NOTHING: Почти детективная история одного знаменитого художника - Наталья Солей
Шрифт:
Интервал:
Закладка:
Лифт остановился на третьем этаже. На лестничной клетке оказалась только одна квартира. Незнакомка открыла дверь, и они зашли в огромную прихожую. Самсонов даже не успел оглядеться и понять, где находится. Оказавшись в квартире, он тут же несколько неловко попытался обнять таинственную спасительницу, ожидая, что получит решительный отпор. Однако новая знакомая неожиданно резко повернулась и с жадностью ответила на поцелуй Миши. Парня стало просто колотить от желания, необычности ситуации, от этой явно сумасбродной, но такой притягательно-манящей женщины. Трясущимися руками он снимал с нее пропитавшуюся морсом липкую одежду, а незнакомка, расстегивая на нем пуговицы, уже увлекала Самсонова в глубь огромного коридора.
Сколько времени они провели в ванной, Михаил не помнил и даже не мог сообразить, который час и когда надо возвращаться в часть. Кругом пахло морсом, на полу – ягоды брусники и груды одежды, словно в крови после битвы. Жутко и смешно одновременно.
Приняв душ, Миша надел белый махровый халат и вышел на кухню, где хозяйка дома, завернувшись в полотенце, жарила яичницу на огромной сковородке. Увидев Михаила, она заметила:
– Кажется, мы жутко проголодались, – и поставила перед ним тарелку с яичницей из пяти яиц.
Положив в свою тарелку то немногое, что осталось на сковороде, присела к столу.
– Слушай, а как тебя зовут? – спохватился Михаил.
– Вилма, – сказала она, улыбаясь, – а тебя?
– Михаил.
– Запиши мой телефон, Миша. Будешь в Риге, заходи. И давай свои вещи. Сейчас быстро все постираем.
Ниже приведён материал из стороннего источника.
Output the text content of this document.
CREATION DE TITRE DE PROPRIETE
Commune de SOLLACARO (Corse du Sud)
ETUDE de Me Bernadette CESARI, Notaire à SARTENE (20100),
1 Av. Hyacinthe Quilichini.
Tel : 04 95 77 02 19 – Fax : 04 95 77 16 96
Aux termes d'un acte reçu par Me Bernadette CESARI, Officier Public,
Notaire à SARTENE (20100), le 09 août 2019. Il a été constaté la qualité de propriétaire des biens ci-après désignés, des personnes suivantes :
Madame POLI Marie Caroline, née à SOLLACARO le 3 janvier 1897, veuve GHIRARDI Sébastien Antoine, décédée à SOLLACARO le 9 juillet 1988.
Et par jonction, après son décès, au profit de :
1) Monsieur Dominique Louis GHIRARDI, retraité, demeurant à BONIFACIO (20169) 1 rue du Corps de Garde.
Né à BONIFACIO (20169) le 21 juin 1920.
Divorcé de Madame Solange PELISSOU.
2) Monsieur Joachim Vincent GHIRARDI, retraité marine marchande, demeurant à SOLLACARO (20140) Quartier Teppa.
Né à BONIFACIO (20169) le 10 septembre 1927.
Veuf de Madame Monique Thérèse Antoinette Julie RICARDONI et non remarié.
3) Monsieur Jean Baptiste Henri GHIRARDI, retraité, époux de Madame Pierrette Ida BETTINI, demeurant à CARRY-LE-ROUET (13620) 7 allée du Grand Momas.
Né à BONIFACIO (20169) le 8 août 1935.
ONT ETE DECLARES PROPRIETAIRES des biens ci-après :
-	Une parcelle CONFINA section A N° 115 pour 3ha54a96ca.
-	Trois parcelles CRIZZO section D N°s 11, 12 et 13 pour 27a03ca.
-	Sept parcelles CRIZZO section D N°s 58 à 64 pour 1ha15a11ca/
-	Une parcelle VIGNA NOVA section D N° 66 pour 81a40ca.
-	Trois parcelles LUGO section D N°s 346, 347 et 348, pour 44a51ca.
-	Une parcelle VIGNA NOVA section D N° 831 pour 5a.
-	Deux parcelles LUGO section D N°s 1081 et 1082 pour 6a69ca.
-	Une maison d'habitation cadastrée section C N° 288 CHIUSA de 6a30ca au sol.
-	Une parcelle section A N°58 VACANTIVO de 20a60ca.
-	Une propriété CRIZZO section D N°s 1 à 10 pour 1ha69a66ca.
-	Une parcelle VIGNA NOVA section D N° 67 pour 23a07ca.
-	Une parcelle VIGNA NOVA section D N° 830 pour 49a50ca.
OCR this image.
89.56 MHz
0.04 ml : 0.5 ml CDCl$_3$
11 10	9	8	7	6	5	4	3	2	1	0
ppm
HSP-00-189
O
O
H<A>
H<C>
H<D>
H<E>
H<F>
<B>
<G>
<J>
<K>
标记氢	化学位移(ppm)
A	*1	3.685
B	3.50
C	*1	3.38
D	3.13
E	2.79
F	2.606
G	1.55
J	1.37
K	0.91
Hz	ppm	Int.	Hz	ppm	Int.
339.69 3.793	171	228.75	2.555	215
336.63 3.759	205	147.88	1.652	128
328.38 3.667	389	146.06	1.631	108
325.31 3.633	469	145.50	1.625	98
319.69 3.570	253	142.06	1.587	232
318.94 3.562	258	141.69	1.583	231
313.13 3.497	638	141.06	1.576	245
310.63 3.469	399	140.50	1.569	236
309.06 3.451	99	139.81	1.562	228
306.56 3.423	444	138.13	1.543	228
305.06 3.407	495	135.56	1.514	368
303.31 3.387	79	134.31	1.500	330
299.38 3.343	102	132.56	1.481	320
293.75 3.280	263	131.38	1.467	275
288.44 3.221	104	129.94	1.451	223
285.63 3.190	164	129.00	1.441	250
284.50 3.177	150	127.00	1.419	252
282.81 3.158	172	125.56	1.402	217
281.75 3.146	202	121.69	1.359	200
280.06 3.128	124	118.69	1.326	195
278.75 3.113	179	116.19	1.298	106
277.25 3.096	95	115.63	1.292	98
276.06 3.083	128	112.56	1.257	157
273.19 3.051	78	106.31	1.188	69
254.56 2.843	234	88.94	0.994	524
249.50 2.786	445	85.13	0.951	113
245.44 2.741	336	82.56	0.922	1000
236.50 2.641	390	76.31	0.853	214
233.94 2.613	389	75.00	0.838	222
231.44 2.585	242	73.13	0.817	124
– Да я не успею. Мне к восьми надо быть в части, а сейчас уже пять.
– Это очень быстро. Машинка у меня и стирает и сушит, а в часть отвезу тебя на своем транспорте. Сегодня я угощаю. Потом твоя очередь.
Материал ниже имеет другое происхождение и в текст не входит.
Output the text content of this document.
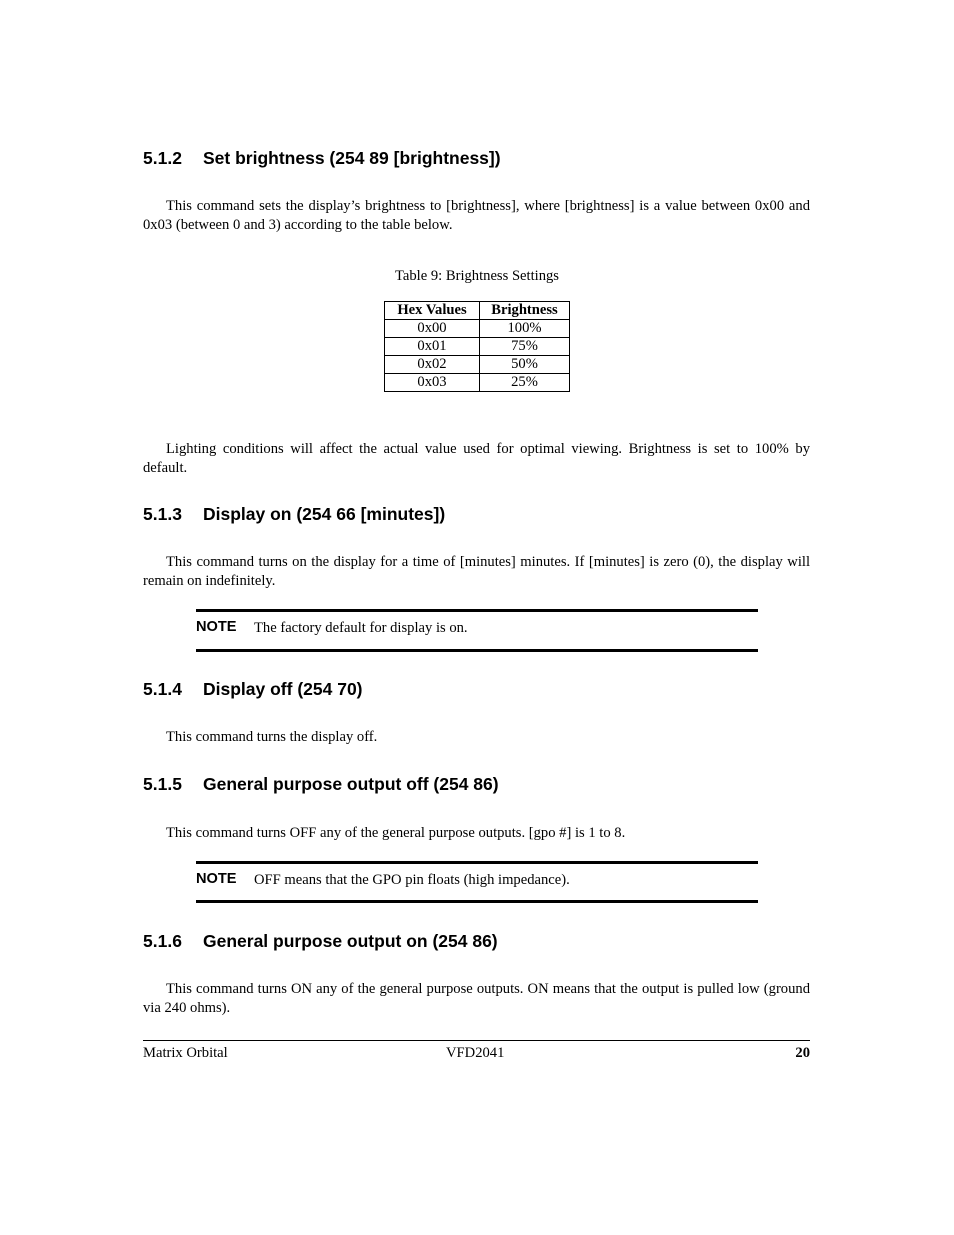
5.1.2 Set brightness (254 89 [brightness])
This command sets the display’s brightness to [brightness], where [brightness] is a value between 0x00 and 0x03 (between 0 and 3) according to the table below.
Table 9: Brightness Settings
Hex Values	Brightness
0x00	100%
0x01	75%
0x02	50%
0x03	25%
Lighting conditions will affect the actual value used for optimal viewing. Brightness is set to 100% by default.
5.1.3 Display on (254 66 [minutes])
This command turns on the display for a time of [minutes] minutes. If [minutes] is zero (0), the display will remain on indefinitely.
NOTE The factory default for display is on.
5.1.4 Display off (254 70)
This command turns the display off.
5.1.5 General purpose output off (254 86)
This command turns OFF any of the general purpose outputs. [gpo #] is 1 to 8.
NOTE OFF means that the GPO pin floats (high impedance).
5.1.6 General purpose output on (254 86)
This command turns ON any of the general purpose outputs. ON means that the output is pulled low (ground via 240 ohms).
Matrix Orbital	VFD2041	20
– У тебя машина? А почему на автобусе ездишь? – удивленно спросил Михаил.
– Вообще-то, предпочитаю пешком ходить. А в автобус случайно села, не знаю даже почему. Может, чтобы морсом облили или чтобы тебя там встретить. Но ты прав. Я в автобусах не ездила лет семь.
Вещи-то тащи, – напомнила она, подходя к стиральной машине и засыпая в нее порошок.
Через 20 минут все было готово: постирано и высушено. Они попили кофе, и Вилма ушла одеваться, чтобы отвезти его в часть. За это время Михаил решил наконец осмотреться и понять, где он находится. Квартира потрясла его. Высокие потолки, светлые гладкие стены, кругом картины. Старинная мебель из карельской березы делала гостиную солнечной и светлой. В огромном кабинете все стены были заставлены книжными стеллажами. У окна стояли старинные напольные часы. На большом письменном столе красовался бронзовый письменный прибор и настольная лампа, тоже из бронзы. Не квартира, а роскошная лавка древностей.
«Мама дорогая! Куда я попал?» – подумал про себя Михаил.
– Я готова. Поехали, – Вилме очень шел светло-голубой джинсовый костюм, в котором она выглядела намного моложе своих лет.
У подъезда стояла совершенно потрясающая машина – «мерседес» сороковых годов выпуска.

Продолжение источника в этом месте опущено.